Tuesday, July 22, 2008

India to jump start to shed its nuclear `pariah’ status

Curtains are going to fall tonight in India on the two-year old controversy whether to go through the various stages to operationalize the Indo-US nuclear accord. The number game in the Indian parliament, which has been taking surprising twists in the past few days, seems to be finally giving an edge to the ruling coalition led by the Congress Party.

While the confidence motion in the Indian parliament was precipitated by the government’s insistence to go ahead with the IAEA and NSG approvals, most of the parties have different designs and equations. The decision of the leftists to withdraw support to the government was not on account of the `devil in the details’ of the agreement, but on the larger issue of a strategic alliance with the United States, which was their primary principled objection. If the government wins the confidence vote, the Communist Party of India (Marxist)is likely to see a great shake up.

BJP, the right wing party, and the so called Third Front parties have formed opportunistic alliances as the next parliamentary elections are round the corner. None of these non-leftist parties have any ideological objections against the nuclear deal or the strategic relationship with the US.

Now the government seems to be set to win the confidence vote to go ahead with the stages of IAEA and NSG approvals. Indian Foreign Secretary briefed a combined session of IAEA and NSG members in Vienna last week, with US officials were at hand to ensure that the IAEA safeguards agreement sails through the Board of Governors.
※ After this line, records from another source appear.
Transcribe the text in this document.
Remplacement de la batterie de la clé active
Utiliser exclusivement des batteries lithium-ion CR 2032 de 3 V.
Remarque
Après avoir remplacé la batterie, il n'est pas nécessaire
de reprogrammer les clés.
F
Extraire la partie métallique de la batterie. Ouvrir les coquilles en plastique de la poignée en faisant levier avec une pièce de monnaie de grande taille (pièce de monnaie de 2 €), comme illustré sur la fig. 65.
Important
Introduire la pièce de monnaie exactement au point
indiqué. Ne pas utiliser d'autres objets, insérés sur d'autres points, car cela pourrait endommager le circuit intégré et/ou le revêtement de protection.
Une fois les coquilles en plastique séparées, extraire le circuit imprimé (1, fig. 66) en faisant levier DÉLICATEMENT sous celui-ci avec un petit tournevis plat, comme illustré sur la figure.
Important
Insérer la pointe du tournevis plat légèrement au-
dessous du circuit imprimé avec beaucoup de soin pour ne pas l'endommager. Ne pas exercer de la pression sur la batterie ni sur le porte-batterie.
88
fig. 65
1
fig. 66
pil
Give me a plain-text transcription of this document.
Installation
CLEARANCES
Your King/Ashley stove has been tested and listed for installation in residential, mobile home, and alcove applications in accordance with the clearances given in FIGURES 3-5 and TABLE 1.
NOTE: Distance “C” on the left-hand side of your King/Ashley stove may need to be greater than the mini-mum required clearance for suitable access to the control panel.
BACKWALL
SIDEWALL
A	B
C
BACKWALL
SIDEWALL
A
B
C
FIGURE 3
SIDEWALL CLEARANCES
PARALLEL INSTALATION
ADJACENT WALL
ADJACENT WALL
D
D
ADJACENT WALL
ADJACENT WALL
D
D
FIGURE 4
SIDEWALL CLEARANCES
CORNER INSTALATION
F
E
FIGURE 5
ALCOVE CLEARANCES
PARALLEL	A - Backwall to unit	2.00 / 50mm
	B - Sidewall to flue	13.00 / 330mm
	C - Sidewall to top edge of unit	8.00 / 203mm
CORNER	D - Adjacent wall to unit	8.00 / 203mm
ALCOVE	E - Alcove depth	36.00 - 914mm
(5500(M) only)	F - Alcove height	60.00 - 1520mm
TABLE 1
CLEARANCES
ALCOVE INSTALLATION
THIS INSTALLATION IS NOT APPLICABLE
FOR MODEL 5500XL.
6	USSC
But the process does not seem to be a safe sail for India. Several countries, including Australia, Japan, South Africa, Sweden, Norway etc., are still apprehensive of giving a special status to India. Pakistan, India’s archrival, is trying to block a consensus by insisting on voting on India-specific safeguards agreement in the IAEA. Even if the agreement goes through the Board of Governors, NSG is another major hurdle for India. The US is expected to go the extra mile to pressure the unwilling members to vote for it, but the next stage of getting the Congressional approval is really a near impossible task in view of the Presidential elections and schedule of the Congress. The Bush administration may try to facilitate it if all the initial stages are completed on time.

This is a significant development as the US has finally discarded its South Asia policy of maintaining strategic balance between India and Pakistan. India’s growing global status in economic and technological spheres seem to have won the day.